Superiority Burger

Even when I got turned off of red meat for a spell as a teenager, I still never ever ate veggie burgers. That’s what chicken was for. And as someone who can have allergy concerns with soy protein, I kind of completely avoided even considering veggie burgers. But then a few years later someone introduced me to Money’s Gardenburgers. A poor grad student’s new best friend. Warmed in a frying pan and then plopped on a toasted bagel? Dinner when I wasn’t eating cereal or spaghetti. But that was like a decade ago. I’ve moved on. Red meat is a bosom buddy and meals that feel like carbs-on-carbs are less appealing to my aging metabolism. But riding the wave of FOMO with the fried chicken, a friend and I made our way to the veggie burger hot spot of the moment, Superiority Burger. Opened by Brooks Headley, former pastry chef of Del Posto and author of Fancy Desserts, Superiority Burger has tongues wagging over its completely vegetarian menu and what many have said is the best veggie burger they’ve ever tasted. 
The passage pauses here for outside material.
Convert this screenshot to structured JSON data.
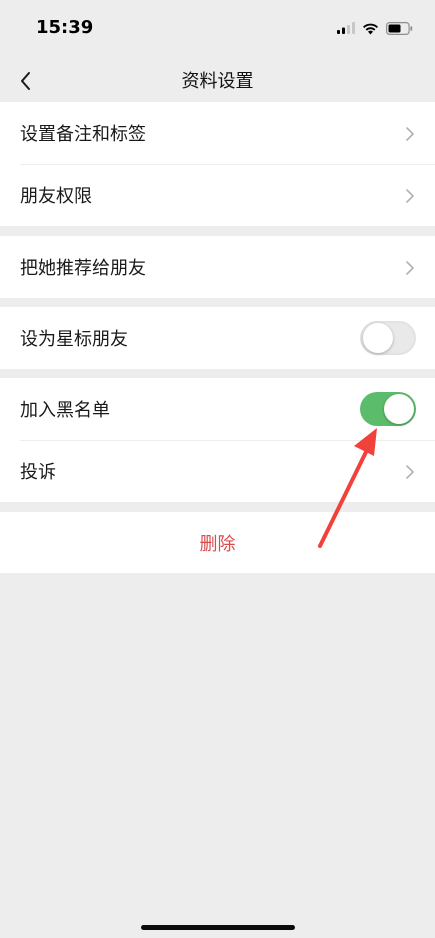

I would agree with those many. The burger was delicious. We found it very well-seasoned with a deeply satisfying flavour. The texture does not overcome the challenges of veggie burgers; the patty is still quite soft, making it hard to get that “bite” feeling with your teeth. However, the inclusion of quinoa gives it some good chew. The regular burger accoutrements of a special sauce, cheese, pickles, lettuce, tomato, and a potato bun don’t fool you, they just make it fun. Yelp will tell you that the burger is small. It’s certainly not large, but I would say it’s similar in size to any other fast food burger—that is, a McDonald’s hamburger, not their quarter pounder.

While there is definitely genius behind that burger, I was much more impressed by the taste and creativity evident in the vegetable sides. Now, these portions are on the small side. We ordered three between two of us: the burnt broccoli salad and the daily specials of potatoes oreganato and a cucumber salad. If I return, I would get two for myself. The eggplant in the broccoli salad was sort of like a puree/baba ghanoush on the bottom of the plate, which completely removed any worry of the nightshade’s common textural issues. The potatoes reminded me of homemade breakfast potatoes made from sliced leftovers. Although here made 10 times better because they’ve got crushed potato chips worked in. The cucumber salad was my favourite. There was some nice heat from a jalapeno honey, but I was all over the texture. The creamy yogurt-covered rice, the snap from the sesame stick, the crunch of the cucumber. A bowl of that for dinner, please.

We inhaled our gelato-sorbetto combo before I could snap a pic, but given that it was made by Mr. Headley, I would have been disappointed if dessert tasted like an afterthought. I never order sorbetto, but, when in Rome, given the chef’s pedigree. It tasted of the most perfect raspberry right off the vine with absolutely none of the iciness I often dislike in frozen dairy-free desserts. The vanilla labne gelato was our winner, though. Tart enough to clue you in to its namesake and creamy enough to not remind you in the least of Pinkberry.